Enlightened Demon RCC. Something of an oddity, but discussed in the previous OCC sections, is the idea of reforming demons. Well, just like it says on the box, this is the RCC.
Magic Items of the Green Scarf Taoist Sect. Equipment and items that can bind demons, magic pearls imbuing special powers when used/consumed, magic scarves, magic weapons of various types and body armour. Now then, if someone could please point to me where it explains in any detail what the Green Scarf Taist Sect is all about….
The Geofront. Originally built as a feasibility project to test off-Earth colonization, the site is located in the Longgong Caverns. When the cataclysm came, they benefited from the latent mystical energy of the Yin Caverns. Over the centuries they have secretly observed and plotted limited actions with the aim to eventually overthrown the Yama Kings and free China. Their military, some itching to make a grand push for liberation from the Yama Kings, rivals that of the Coalition States or NGR. Really just another group of pre-Cataclysm humans that went underground and rode out the nastiness and are resurfaced now.

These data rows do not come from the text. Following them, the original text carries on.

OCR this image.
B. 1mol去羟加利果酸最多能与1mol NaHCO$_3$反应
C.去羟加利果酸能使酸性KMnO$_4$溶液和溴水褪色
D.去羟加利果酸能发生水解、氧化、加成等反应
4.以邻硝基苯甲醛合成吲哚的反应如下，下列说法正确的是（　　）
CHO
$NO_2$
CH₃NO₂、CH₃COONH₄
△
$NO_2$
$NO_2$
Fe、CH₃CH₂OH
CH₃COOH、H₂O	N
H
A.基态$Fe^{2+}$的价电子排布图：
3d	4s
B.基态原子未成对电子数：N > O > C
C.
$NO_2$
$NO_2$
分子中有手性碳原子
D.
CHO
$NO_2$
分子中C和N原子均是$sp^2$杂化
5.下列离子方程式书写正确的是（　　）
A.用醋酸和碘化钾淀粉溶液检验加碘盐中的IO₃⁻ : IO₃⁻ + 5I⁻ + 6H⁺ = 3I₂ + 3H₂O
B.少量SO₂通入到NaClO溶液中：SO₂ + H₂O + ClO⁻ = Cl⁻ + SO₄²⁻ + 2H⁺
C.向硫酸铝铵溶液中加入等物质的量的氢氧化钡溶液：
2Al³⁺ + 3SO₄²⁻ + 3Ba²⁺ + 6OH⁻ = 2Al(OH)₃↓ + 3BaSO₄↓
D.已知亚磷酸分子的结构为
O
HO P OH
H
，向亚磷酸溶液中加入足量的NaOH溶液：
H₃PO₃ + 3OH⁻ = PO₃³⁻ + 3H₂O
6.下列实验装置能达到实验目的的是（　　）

Geofront Military OCCS. A lot these are reworked CS classes, with some added rules for the purposes of the new Chi powers and other special rules presented herein.
Modifying Characters. In case a player had visions of porting a character class from China elsewhere, the impacts this would have, primarily on Chi and other powers, are explained herein. Long-story-short, most special powers dissipate once they leave China.
Vehicles and Equipment. Human tech, daemon weapons, armour and power armour, and other vehicles of note.
Current Assessment (5/10). The second of two books devoted to Rifts China, I had also given this a pass when it first came out. Unfortunately, just like China 1, my opinion of China 2 pretty much supports the initial decision. There are literally dozens of OCCs, many of which could have been cut (Geofront), and why nearly five pages were wasted listing skills eludes me to this day. There were a series of interesting Chinese-inspired OCCs (a whole lot of them!) with specific powers that I appreciated, but it never really presented me with the overarching conflict between the Jade Emperor and the Yama Kings; the Celestial Court knows the Yama Kings are mucking around, but no sense of what their plans are to counter them. I would have expected something more on the Jade Emperor, perhaps a series of NPCs and other resources to get a better idea of how this bit of Rifts Earth is dealing with the demonic infestations. Heck, it's in the title of the book, yet nothing really about any Celestial Court heroes... Then there is mention of the Green Scarf Taoist Sect, which lists some magic items, but no context on who they are, where they are located, intentions, leaders, how they are interacting with the Yama Kings, the list goes on. Five pages of skills and a couple of OCCs could have easily provided room for these oversights. Admittedly, I’m not a huge fan of martial arts for the sake of “adding more Kung-fu” to make it cool, so the copious styles and whatnot didn’t really catch my attention; your milage may vary. That said, as was the case with China 1, the information is well presented and gave me a good sense of the setting, just not the world building I had hoped. The artwork throughout is decent and supports the theme. Is there enough here for a GM and/or player to sink their teeth into? Sure, but I found from a world building perspective and with the questionable inclusions of filler text, there were several missed opportunities. For those keen on the setting, this will likely give you what you want. For myself, both this and its predecessors would be hard passes for me; still (marginally) better than England and Africa.